I do, however, take issue with Long Chu’s claim that Moshfegh “continues to write as if her readers are fundamentally beneath her; as if they, unlike her, have never stopped to consider that the world may be bullshit; as if they must be steered, tricked, or cajoled into knowledge by those whom the universe has seen fit to appoint as their shepherds.” Maybe it’s because I found Moshfegh extremely easy to vibe with when we talked via phone in 2018 and am consequently biased, but I think Moshfegh writes to connect with her people. I think that she writes with the expectation that her reader already believes the world is bullshit, and that if not, her books will be all the more punishing. Win/win.

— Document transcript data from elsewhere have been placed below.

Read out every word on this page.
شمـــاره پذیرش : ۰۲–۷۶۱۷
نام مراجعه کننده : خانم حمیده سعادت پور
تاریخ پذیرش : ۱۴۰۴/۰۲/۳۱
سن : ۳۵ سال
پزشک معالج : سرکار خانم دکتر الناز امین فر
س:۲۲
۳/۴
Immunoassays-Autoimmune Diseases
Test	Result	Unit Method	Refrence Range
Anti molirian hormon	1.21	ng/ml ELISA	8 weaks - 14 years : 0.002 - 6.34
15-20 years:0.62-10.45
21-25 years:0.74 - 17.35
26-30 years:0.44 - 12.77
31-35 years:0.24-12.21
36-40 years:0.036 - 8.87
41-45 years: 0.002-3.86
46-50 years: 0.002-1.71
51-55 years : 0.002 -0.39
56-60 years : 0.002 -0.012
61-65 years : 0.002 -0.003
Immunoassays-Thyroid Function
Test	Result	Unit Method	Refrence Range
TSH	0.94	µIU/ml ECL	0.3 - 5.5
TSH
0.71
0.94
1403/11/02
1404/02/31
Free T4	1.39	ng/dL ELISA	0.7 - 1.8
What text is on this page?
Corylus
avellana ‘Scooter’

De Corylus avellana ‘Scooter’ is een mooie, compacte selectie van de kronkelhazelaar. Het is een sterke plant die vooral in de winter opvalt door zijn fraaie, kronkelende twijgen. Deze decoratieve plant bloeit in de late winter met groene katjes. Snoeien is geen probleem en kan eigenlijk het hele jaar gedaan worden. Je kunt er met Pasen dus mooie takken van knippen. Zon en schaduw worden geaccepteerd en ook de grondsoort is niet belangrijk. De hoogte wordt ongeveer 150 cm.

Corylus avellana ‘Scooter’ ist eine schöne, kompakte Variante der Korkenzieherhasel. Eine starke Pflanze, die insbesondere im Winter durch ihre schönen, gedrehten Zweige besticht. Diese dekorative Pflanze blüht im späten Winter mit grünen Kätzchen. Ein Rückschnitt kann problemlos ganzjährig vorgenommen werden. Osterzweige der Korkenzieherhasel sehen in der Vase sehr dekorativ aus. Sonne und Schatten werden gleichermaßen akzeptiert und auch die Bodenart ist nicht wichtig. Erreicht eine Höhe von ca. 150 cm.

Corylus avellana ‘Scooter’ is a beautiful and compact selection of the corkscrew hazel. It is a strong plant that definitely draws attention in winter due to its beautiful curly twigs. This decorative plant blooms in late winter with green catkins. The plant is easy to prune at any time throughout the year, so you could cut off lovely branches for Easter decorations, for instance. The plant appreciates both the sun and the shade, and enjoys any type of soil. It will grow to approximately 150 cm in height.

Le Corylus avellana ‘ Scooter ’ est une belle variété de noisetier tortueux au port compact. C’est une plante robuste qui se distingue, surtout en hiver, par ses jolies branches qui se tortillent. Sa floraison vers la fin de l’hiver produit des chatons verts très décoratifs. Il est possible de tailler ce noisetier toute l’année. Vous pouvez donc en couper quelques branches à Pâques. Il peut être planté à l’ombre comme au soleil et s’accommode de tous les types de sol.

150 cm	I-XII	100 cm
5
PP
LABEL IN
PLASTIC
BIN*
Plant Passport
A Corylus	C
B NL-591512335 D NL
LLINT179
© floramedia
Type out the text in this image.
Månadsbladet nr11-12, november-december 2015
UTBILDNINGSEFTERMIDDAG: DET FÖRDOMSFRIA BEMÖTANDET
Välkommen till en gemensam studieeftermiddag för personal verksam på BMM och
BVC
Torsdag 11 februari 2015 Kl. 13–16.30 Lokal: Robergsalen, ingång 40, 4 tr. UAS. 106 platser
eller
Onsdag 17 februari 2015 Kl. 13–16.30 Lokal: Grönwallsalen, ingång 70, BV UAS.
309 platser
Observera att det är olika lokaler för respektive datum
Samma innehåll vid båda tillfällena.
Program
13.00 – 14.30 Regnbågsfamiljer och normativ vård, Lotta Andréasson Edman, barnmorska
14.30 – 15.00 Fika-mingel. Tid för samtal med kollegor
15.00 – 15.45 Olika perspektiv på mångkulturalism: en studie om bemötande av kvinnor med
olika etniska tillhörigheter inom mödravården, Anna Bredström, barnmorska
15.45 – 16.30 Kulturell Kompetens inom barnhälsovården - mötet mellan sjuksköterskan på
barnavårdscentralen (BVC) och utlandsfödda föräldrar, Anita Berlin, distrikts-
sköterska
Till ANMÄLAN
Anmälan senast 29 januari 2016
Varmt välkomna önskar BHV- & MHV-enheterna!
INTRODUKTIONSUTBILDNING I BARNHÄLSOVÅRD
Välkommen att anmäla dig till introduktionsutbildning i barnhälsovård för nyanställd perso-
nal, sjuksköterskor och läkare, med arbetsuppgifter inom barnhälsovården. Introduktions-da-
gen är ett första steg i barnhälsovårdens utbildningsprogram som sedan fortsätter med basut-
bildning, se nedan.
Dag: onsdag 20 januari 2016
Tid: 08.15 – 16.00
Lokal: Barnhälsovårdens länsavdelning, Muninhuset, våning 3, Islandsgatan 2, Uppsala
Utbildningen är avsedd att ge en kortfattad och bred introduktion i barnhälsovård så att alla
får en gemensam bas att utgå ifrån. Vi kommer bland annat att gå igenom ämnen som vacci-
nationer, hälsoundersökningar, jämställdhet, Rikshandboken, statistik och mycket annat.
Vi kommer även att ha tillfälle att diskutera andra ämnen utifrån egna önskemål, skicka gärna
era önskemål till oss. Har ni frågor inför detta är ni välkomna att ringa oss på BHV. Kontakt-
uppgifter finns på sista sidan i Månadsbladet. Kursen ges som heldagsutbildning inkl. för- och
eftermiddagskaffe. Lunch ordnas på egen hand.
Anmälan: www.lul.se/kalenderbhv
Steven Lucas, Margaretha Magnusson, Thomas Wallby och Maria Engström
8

In surveying the Lapvona reviews, I notice a certain frustration at the inability to ascertain what it all means. Again, I think much of the burden here comes down to negativity—Moshfegh’s violence and hopelessness is expected to serve a greater cause or risk being written off as gratuitous. Certainly, there is plenty in the book that speaks to the moment. For one thing, Marek is a product of incestuous rape, and when he reunites with the woman that attempted to abort him, she refuses to connect with him. She made her choice. For another, what Lapvona really gets at is selfishness’s cancer on society, which is abundantly apparent in her characters and the world around us. If we figured out a way to share and respect the earth, it wouldn’t be burning. Moshfegh gestures toward that with a funhouse mirror that both reflects sad truths and creates amusing embellishments. She sculpts contemporary misery like clay, if for nothing else than to create a diversion. She writes novels, not prescriptions.